Retronauts in a podcast discussing Street Fighter III stated that while they were initially quite pleased to see a Brazilian person of color in Sean, but due to the nature of New Generations development they observed he was a mishmash of attacks from Ryu and Ken, an aspect they felt played into his role as a "handicap" character. At the same time however they argued that his lack of a proper projectile compared to Ryu and Ken seemed to indicate an interesting experiment on the part of the development team, giving players a short-range version of those characters that would have to rely on more basic attacks for damage. They further saw this as an underlying problem with Street Fighter III as a whole and felt it was the developers "not respecting the player", instead giving them experimental and half-formed characters that broke their own established rules. In this sense they felt that while Sean was "the sweetest looking character", playing as him was a miserable experience.

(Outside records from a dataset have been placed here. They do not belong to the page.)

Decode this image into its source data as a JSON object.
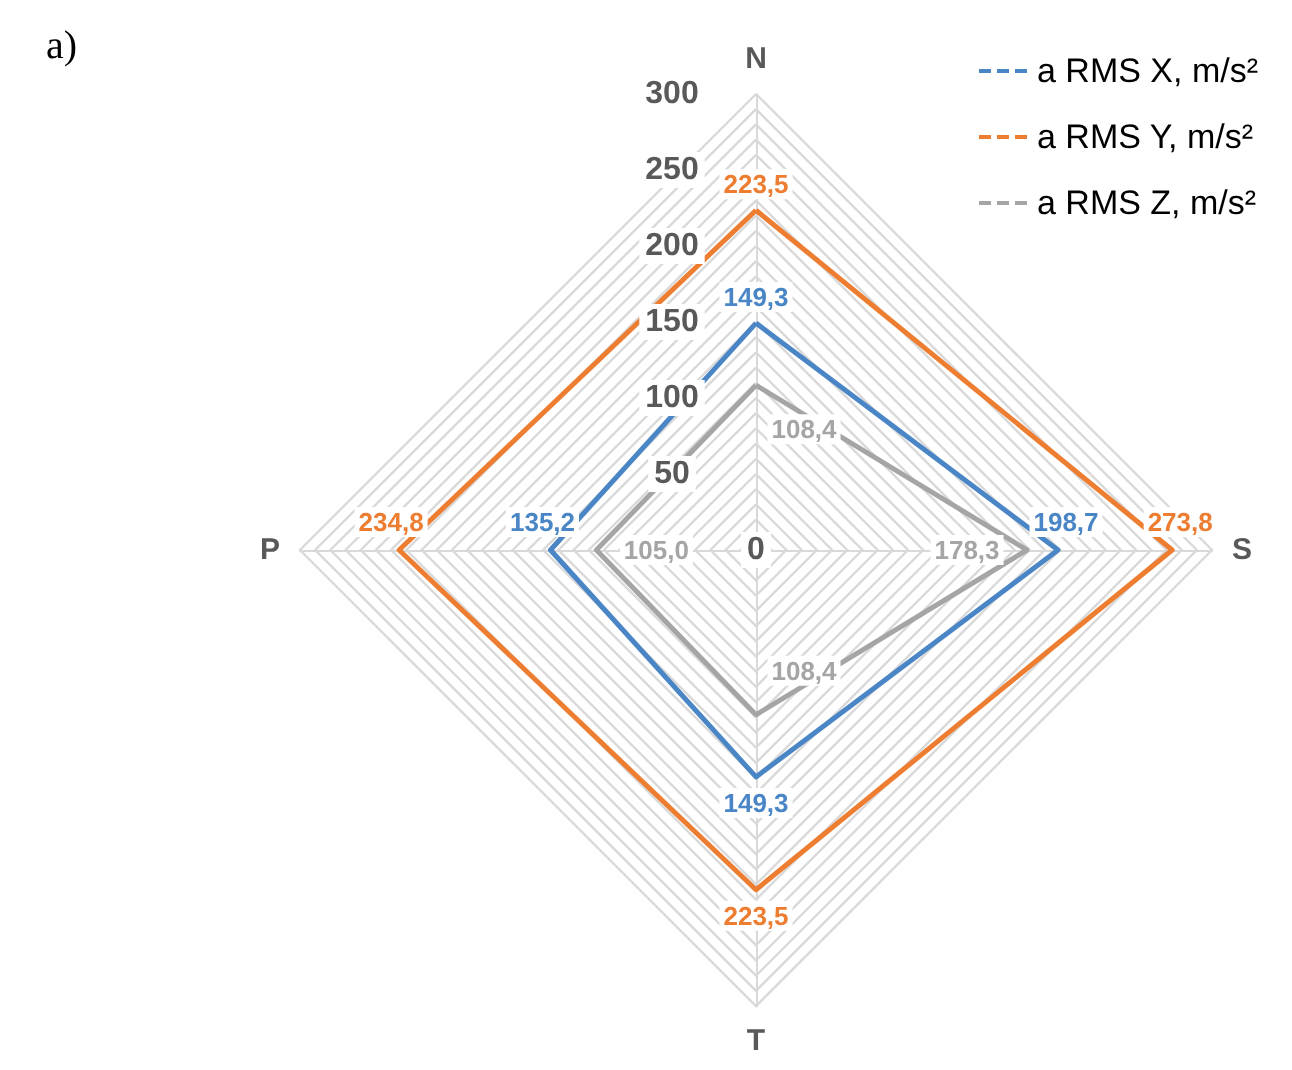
{
  "chart_data": {
    "type": "radar",
    "title": "a)",
    "categories": [
      "N",
      "S",
      "T",
      "P"
    ],
    "series": [
      {
        "name": "a RMS X, m/s²",
        "color": "#4a86c5",
        "values": [
          149.3,
          198.7,
          149.3,
          135.2
        ],
        "value_labels": [
          "149,3",
          "198,7",
          "149,3",
          "135,2"
        ]
      },
      {
        "name": "a RMS Y, m/s²",
        "color": "#ed7d31",
        "values": [
          223.5,
          273.8,
          223.5,
          234.8
        ],
        "value_labels": [
          "223,5",
          "273,8",
          "223,5",
          "234,8"
        ]
      },
      {
        "name": "a RMS Z, m/s²",
        "color": "#a5a5a5",
        "values": [
          108.4,
          178.3,
          108.4,
          105.0
        ],
        "value_labels": [
          "108,4",
          "178,3",
          "108,4",
          "105,0"
        ]
      }
    ],
    "ylim": [
      0,
      300
    ],
    "yticks": [
      0,
      50,
      100,
      150,
      200,
      250,
      300
    ],
    "grid": true,
    "legend": "top right",
    "line_style": "solid",
    "marker": "none"
  }
}
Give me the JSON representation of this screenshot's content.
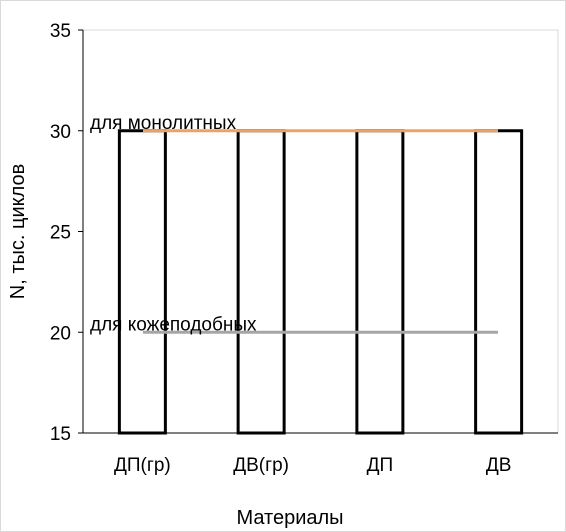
{
  "chart_data": {
    "type": "bar",
    "categories": [
      "ДП(гр)",
      "ДВ(гр)",
      "ДП",
      "ДВ"
    ],
    "values": [
      30,
      30,
      30,
      30
    ],
    "xlabel": "Материалы",
    "ylabel": "N, тыс. циклов",
    "ylim": [
      15,
      35
    ],
    "yticks": [
      15,
      20,
      25,
      30,
      35
    ],
    "grid": false,
    "bar_fill": "#ffffff",
    "bar_edge": "#000000",
    "reference_lines": [
      {
        "label": "для монолитных",
        "value": 30,
        "color": "#f0a060"
      },
      {
        "label": "для кожеподобных",
        "value": 20,
        "color": "#a6a6a6"
      }
    ]
  }
}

Sean's characterization was also examined in a paper discussing Brazilian characters in the Street Fighter series by Federal University of Santa Maria professors Rafael Arrivabene and Richard Perassi along with postgraduate student José Roberto Cordeiro. In it they observed that while he was defined as Brazilian, he was portrayed as American through the imagery of his red white and blue basketball in both its color and how the sport is reflected as a part of American culture. His fighting style was also shown as exaggerated, comical and incomplete, however his in-game dialogue illustrated him as someone driven and youthful, in this way symbolizing Brasil Moleque culture. In addition some aspects of his fighting style, such as his use of a headbutt, allude to Vale Tudo, a fighting style iconic to Brazil. They further argued that his talent and dedication coupled with his youthful demeanor helped reflect the state of Brazil in the 1990's as a developing culture, and was overall a positive depiction of Brazilians.

The symbolism of Sean's fighting stages and implications on Brazilian culture have also been discussed. In the journal Tecendo Sentidos published by the University of São Paulo, contributing author André de Oliveira Matumoto argued that Sean's stage in New Generation taking place in New York city acted as an erasure of his Brazilian identity. Elaborating, he drew comparison to the character Oro, another Brazilian fighter in the game and a hermit whose stage was illustrated as being in the cave system of Brazil itself, and how it presented America as a place where Sean could pursue his dreams fully in comparison to the exoticized Brazil. In contrast he felt this aspect diminished as the series progressed, with both characters now located in Brazil but illustrating different aspects of who they are as fighters: the sun rising on Sean's stage to represent his role as a pupil, while setting on Oro's to represent his search for an apprentice.

Bruno Costa Guimarães, in his own analysis for the journal Revista Geografia, felt that Sean instead represented another aspect of Brazilian life: the thriving metropolis and the verticallity of the country. This was furthered by his "typical" appearance in contrast to Oro, and the representation of Brazilian cultural aspects such as soccer.